Namun, soal dua kali masa jabatan Presiden Amerika Serikat itu baru dilanggar saat Presiden Roosevelt menjabat selama tiga periode karena kemampuan dan keberhasilannya dalam memimpin bangsanya. Bahkan Roosevelt memasuki periode keempat masa jabatannya, meski ia meninggal dunia di separuh masa jabatannya.
“Mulailah orang Amerika Serikat berpikir, kalau tidak ada pembatasan masa jabatan presiden, bisa muncul Roosevelt-Roosevelt baru di masa mendatang.
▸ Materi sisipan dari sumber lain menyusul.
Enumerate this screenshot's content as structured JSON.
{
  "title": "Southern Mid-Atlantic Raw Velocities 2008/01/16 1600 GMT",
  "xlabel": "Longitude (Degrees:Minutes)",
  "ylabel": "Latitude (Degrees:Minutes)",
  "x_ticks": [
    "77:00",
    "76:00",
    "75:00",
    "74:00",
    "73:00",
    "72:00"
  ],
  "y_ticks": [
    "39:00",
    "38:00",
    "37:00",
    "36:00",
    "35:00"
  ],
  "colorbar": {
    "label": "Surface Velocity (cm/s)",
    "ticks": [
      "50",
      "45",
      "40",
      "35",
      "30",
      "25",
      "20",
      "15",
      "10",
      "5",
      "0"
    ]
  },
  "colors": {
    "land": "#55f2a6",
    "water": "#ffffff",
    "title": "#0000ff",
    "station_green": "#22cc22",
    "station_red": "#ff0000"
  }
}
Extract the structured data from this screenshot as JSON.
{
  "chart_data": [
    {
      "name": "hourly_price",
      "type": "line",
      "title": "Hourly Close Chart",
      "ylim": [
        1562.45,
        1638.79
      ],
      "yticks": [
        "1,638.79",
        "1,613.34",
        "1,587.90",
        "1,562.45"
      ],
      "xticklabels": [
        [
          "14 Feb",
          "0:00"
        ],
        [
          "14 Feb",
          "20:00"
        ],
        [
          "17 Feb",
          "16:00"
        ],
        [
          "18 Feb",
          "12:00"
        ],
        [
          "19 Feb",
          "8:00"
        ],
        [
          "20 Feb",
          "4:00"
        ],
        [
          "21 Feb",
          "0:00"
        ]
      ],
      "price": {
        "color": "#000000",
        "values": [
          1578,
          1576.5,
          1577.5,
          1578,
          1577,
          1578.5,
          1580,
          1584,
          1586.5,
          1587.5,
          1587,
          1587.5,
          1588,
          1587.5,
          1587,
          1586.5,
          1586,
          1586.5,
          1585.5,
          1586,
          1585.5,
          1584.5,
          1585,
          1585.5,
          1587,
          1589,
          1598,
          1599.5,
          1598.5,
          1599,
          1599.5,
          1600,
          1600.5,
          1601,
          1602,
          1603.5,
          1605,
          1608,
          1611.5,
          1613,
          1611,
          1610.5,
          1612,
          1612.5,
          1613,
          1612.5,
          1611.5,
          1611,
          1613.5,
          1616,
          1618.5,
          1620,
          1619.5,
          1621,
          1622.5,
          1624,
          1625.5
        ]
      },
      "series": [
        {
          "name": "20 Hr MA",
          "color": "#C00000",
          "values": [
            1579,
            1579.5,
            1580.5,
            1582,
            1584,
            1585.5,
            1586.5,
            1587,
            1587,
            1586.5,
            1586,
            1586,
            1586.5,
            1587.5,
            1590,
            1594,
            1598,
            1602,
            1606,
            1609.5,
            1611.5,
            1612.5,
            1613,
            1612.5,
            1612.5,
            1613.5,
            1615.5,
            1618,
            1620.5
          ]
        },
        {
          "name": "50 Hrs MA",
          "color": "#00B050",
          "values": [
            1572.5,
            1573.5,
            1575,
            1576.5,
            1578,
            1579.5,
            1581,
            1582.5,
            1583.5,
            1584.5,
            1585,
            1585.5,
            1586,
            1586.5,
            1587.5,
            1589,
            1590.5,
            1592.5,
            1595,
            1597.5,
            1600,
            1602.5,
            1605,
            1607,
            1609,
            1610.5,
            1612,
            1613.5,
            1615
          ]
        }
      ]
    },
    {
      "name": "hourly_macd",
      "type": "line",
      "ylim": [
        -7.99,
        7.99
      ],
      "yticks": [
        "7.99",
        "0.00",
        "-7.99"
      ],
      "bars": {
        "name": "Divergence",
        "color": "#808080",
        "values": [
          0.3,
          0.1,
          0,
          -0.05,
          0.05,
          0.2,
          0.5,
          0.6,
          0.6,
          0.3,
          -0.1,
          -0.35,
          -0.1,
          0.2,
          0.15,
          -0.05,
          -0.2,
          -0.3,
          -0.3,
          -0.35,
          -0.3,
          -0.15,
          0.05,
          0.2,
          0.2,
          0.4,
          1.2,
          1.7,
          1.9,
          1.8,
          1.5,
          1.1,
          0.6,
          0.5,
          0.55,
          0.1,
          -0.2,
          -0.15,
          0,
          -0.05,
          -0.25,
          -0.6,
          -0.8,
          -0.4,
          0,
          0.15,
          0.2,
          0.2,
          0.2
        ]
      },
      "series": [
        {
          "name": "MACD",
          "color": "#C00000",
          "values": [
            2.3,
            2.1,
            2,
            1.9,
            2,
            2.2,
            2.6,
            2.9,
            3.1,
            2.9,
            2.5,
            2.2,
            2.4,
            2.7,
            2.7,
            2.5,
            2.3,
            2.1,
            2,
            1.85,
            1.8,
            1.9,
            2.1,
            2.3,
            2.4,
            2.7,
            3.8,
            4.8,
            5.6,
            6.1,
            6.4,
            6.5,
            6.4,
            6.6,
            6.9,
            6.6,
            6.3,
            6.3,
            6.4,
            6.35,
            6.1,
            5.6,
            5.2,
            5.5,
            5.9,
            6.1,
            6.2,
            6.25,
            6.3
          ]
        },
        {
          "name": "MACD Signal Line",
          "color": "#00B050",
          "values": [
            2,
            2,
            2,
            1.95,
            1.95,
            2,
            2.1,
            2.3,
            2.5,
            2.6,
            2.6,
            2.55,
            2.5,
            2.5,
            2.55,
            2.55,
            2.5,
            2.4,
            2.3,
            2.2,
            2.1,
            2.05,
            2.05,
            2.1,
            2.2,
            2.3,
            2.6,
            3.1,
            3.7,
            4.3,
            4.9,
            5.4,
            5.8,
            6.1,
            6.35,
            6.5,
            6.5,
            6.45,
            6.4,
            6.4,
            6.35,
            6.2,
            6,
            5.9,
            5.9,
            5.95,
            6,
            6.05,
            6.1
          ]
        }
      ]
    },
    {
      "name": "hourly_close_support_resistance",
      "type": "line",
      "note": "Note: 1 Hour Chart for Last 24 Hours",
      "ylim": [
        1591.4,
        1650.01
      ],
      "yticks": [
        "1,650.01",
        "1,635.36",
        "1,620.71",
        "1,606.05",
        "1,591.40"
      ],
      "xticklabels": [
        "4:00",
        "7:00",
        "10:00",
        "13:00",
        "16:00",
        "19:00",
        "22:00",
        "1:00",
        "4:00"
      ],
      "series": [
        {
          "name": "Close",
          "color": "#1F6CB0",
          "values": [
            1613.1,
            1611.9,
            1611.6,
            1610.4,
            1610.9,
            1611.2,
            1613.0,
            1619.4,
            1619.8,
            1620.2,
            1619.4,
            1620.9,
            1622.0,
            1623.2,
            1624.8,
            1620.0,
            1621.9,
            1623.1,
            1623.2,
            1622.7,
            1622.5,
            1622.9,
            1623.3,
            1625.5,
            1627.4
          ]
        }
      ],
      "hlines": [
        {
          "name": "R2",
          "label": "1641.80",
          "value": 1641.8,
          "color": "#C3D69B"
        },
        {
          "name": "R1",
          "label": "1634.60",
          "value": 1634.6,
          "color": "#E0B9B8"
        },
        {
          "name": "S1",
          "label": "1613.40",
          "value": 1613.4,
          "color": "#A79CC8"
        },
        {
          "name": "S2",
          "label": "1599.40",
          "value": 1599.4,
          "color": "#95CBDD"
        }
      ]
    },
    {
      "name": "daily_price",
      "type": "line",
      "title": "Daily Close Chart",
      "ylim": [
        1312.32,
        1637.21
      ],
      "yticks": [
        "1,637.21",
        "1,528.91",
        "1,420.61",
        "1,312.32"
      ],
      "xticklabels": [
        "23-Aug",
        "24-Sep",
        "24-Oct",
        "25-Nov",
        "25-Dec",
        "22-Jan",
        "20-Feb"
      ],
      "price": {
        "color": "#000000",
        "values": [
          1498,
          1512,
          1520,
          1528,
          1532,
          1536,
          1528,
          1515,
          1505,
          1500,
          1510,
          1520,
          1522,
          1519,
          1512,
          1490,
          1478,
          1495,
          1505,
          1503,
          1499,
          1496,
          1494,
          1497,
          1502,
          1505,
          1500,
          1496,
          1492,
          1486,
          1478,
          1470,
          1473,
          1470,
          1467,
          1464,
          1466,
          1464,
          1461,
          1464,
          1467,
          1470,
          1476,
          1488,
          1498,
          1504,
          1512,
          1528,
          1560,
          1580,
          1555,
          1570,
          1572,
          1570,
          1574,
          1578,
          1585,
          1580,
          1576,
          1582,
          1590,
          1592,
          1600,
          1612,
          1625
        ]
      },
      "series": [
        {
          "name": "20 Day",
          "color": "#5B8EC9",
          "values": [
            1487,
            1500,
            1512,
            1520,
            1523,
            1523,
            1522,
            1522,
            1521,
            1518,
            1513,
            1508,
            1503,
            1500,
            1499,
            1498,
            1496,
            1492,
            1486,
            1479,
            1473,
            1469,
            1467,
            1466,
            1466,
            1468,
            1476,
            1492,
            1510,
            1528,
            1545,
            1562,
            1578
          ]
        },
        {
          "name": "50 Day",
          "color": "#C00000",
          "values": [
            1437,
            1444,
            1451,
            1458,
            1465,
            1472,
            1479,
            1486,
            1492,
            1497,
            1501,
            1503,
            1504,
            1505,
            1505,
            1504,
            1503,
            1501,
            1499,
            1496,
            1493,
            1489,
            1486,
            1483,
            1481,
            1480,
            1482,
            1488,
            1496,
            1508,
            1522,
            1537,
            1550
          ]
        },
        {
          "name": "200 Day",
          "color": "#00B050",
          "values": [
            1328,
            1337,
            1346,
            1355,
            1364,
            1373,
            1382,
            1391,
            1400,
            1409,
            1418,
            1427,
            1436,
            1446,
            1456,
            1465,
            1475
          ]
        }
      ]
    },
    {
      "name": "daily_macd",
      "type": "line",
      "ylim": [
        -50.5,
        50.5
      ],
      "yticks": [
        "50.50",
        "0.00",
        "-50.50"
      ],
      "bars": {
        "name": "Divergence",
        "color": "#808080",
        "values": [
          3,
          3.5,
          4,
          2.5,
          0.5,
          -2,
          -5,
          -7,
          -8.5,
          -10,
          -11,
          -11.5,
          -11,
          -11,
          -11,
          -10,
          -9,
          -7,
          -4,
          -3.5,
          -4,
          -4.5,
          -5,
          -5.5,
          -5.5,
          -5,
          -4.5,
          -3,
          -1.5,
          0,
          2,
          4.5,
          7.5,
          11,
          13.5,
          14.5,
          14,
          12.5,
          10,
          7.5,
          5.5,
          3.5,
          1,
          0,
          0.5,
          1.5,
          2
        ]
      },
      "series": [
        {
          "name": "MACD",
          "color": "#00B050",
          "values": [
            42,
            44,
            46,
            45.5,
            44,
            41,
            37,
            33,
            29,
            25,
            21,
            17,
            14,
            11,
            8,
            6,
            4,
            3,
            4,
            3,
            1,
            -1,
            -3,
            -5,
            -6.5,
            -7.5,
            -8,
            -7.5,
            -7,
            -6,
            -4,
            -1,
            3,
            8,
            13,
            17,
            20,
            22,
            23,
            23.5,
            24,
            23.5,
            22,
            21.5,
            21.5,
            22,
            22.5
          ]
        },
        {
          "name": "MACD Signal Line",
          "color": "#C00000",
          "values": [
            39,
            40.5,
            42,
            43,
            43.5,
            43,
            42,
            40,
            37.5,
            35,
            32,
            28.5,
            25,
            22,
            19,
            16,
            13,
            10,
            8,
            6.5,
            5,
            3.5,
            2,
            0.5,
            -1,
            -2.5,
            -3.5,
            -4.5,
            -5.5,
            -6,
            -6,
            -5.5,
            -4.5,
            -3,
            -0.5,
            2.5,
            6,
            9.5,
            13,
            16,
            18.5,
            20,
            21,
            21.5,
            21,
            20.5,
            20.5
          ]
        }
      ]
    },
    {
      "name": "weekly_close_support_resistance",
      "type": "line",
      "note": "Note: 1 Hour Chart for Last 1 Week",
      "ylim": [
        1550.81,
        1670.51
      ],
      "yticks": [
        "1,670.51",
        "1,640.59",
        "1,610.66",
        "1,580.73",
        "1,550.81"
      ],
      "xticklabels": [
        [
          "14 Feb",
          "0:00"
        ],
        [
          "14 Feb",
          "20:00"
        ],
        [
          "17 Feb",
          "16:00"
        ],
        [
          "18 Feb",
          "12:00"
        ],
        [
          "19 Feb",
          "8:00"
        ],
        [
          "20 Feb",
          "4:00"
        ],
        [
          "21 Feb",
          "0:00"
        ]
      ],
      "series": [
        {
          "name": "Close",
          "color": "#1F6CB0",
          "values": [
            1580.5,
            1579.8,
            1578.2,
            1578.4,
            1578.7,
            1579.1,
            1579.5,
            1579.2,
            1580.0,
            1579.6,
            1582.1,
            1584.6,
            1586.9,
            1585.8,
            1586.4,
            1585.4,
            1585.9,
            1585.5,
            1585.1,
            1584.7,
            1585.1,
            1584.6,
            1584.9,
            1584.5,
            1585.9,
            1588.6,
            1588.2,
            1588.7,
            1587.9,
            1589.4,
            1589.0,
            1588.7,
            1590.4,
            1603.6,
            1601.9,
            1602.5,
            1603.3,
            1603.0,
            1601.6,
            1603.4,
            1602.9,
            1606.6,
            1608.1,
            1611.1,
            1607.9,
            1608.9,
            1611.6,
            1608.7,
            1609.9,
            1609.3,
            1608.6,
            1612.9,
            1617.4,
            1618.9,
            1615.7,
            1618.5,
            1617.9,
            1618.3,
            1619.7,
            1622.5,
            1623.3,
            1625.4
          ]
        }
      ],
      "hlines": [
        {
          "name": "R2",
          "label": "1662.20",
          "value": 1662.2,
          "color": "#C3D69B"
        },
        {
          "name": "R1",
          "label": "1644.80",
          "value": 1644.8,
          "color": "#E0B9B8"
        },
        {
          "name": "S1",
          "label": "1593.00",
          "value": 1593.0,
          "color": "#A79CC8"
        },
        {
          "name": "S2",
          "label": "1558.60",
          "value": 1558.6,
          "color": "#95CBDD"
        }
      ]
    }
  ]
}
Akhirnya muncul amendemen ke-22 Konstitusi Amerika Serikat yang menyatakan seseorang yang menjabat sebagai presiden tidak boleh lebih dari dua periode masa jabatan,” ujar Saldi.
Berikutnya, pemurnian keempat sistem presidensiil di Indonesia. Pada poin ini Saldi menguraikan tentang proses pemberhentian presiden di Indonesia.
“Tidak ada lagi yang namanya pemberhentian presiden karena alasan politik. Dulu Soekarno diberhentikan karena dianggap gagal menjelaskan peristiwa G30S/PKI. Kemudian Gusdur diberhentikan karena dianggap melanggar Konstitusi dengan membubarkan MPR. Akhirnya dalam UUD 1945 hasil perubahan menyatakan presiden dan wakil presiden hanya dapat diberhentikan dalam masa jabatan kalau dia melanggar norma yang secara eksplisit disebutkan dalam Konstitusi. Misalnya melakukan tindak pidana korupsi, melakukan tindakan tercela dan sebagainya,” tandas Saldi.
Penulis: Nano Tresna Arfana
Editor: Nur R.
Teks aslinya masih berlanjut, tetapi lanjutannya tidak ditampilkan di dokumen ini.